Bunları neden anlatıyorum? Gelişmelere bakıp siz karar verin diye. Mesela, Merkez Bankası 19 Temmuz haftasında yabancı yatırımcıların tahvillerde net satışının 700 milyon dolar olduğunu açıkladı. Bu rakam Naci Ağbal'ın görevden alınmasından bu yana en sert yabancı satışı olmuş.
Hatırlayalım: Naci Ağbal 20 Mart 2021'de Cumhurbaşkanlığı kararnamesiyle görevden alındığında bir haftada 1,2 milyar dolarlık net tahvil satışı gerçekleşmişti. Bu arada 19 Temmuz haftasında yabancıların hisse tarafında 124 milyon dolarlık net hisse alımı gerçekleştirmişler.
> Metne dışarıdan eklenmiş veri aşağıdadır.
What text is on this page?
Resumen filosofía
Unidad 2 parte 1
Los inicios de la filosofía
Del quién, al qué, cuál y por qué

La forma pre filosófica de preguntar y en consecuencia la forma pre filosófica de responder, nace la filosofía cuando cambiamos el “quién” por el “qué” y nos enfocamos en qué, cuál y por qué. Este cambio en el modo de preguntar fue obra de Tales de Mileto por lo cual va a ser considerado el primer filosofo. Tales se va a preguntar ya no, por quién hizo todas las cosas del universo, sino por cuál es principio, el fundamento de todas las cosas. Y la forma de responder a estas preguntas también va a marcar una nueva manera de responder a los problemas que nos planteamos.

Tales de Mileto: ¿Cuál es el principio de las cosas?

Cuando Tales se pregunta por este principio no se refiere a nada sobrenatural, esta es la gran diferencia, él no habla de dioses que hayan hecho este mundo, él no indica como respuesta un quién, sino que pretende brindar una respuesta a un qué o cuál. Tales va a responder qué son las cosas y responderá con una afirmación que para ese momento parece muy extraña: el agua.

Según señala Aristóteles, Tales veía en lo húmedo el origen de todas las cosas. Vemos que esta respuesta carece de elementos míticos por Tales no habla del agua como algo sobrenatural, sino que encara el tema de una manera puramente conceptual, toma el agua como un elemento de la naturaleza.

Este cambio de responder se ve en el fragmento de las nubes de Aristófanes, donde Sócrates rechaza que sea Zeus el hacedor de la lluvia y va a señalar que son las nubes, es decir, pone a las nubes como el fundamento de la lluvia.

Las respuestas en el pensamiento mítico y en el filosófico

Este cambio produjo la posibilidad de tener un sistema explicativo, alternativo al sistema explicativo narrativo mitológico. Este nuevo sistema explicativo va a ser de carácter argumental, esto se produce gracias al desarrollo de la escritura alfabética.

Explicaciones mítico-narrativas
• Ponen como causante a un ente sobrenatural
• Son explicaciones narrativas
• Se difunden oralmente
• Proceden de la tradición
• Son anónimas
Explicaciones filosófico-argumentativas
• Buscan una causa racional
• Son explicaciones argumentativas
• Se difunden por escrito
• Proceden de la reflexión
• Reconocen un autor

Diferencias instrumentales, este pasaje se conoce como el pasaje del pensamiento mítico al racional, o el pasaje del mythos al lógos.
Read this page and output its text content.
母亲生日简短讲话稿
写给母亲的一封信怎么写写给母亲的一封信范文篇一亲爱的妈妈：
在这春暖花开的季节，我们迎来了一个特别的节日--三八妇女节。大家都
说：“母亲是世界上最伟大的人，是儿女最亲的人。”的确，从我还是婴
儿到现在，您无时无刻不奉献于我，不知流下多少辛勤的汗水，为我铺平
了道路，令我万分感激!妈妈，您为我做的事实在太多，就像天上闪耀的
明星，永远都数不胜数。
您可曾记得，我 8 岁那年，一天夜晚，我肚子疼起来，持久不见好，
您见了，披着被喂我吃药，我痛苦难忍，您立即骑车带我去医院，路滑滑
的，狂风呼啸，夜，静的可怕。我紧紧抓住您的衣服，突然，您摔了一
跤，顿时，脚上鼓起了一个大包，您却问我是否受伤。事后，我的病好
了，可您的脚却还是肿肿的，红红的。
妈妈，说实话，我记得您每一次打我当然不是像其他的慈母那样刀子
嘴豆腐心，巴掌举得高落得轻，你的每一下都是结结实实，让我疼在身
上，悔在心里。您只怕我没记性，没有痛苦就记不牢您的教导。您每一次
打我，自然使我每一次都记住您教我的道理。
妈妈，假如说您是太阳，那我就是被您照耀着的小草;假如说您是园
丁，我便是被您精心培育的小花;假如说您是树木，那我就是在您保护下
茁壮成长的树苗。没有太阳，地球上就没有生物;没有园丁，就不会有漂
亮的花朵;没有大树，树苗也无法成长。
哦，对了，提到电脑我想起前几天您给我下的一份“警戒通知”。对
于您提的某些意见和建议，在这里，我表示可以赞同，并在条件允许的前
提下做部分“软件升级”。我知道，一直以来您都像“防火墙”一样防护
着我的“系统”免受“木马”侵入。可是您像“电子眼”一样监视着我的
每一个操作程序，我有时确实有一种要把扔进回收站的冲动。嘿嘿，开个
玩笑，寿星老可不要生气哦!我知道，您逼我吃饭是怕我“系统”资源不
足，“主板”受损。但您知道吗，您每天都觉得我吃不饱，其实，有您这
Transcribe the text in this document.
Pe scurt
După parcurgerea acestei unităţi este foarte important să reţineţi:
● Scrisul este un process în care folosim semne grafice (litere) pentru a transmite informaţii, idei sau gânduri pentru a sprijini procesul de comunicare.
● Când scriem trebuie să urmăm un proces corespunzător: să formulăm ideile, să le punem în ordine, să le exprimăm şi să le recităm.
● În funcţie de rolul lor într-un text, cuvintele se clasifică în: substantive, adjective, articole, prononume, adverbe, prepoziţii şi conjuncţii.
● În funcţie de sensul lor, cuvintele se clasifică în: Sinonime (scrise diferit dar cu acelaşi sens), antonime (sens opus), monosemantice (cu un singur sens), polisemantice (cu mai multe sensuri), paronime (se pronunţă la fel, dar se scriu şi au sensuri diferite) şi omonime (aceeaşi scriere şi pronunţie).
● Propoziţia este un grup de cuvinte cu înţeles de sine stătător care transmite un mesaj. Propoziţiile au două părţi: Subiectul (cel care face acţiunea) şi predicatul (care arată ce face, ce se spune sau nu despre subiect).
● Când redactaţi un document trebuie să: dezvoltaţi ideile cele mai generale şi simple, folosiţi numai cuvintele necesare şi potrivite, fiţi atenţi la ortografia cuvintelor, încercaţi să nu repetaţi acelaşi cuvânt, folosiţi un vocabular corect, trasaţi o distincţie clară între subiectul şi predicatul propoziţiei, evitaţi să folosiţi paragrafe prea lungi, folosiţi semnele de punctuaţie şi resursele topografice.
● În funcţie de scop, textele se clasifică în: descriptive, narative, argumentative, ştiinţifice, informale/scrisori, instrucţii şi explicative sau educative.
GELİŞMELERİ YAKINDAN TAKİP EDELİM
Bu gelişmeleri yakından takip etmekte fayda var. Bir başka gelişme de dikkat çekici: BDDK verilerine göre, geçen hafta döviz cinsinden ticari kredilerde yükseliş devam etmiş gözüküyor. Son haftalarda 150 milyar dolar seviyesinde kalan döviz kredileri tekrar yükselişe geçmiş. 19 Temmuz haftasında döviz cinsi krediler 154,5 milyar dolar seviyesine çıkmış. Merkez Bankası'nın geçen hafta döviz kredileri için aldığı önlemin sebebi anlaşılmış oldu. Etkili olup olmayacağına bakacağız. Merkez Bankasının işi kolay değil. Eğer yerel seçimler sebebiyle politika faizlerini taksit taksit artırmadan bir seferinde sert bir yükselişe cesaretleri olsaydı, bugün yaşadığımız zorlukları yaşamazdık. Unutulan gerçek şu: Faiz yükseldikçe bankalar ve finans kurumlarının yarattığı para miktarı Merkez Bankası parasının birkaç katına ulaşır. Bazı ülkelerde kaydi para emisyonun neredeyse 10 kat üzerindedir. Ayrıca faiz yükseldikçe mevduat ve kredi çarpanı devreye girer, parayı kısma vaadiyle müdahale eden Merkez Bankaları bir başka sorunla karşı karşıya kalırlar. "Yüksek faizin yarattığı banka parasını sterilize etmek." Bu arada dış kırılganlık yaşayan ülkelerde döviz rezervi biriktirmek için merkez bankalarının dolar veya altın satın alması da ulusal paranın piyasadaki miktarını artırır. Dolayısıyla merkez bankaları hem yüksek faiz hem dış şoklara karşı korunmak için satın aldıkları döviz nedeniyle de para bolluğuyla uğraşmak zorunda kalırlar.
SONUN BAŞLANGICI
Ben bu kısır döngüden çıkabileceğimizi düşünmüyorum. Enflasyon doğal olarak zaten ivmesini kaybedecekti. Ancak TÜİK'in veriyi manipüle etmesiyle beraber ekonomi yönetimi sonun başlangıcı içine girdi. Dövizi kontrol etmiyormuş gibi yaparak ve enflasyon düşüyormuş gibi göstererek fiyat artışlarıyla müdahale etmek rasyonel değil. Bu durumdan faydalananlarsa dolar bazında ciddi kazançlara imza atıyorlar. Elbette bu durum sürdürülebilir değil. Aşırı likiditeyi sterilize etmek için süper bono çıkarmak için çok geç kalındı.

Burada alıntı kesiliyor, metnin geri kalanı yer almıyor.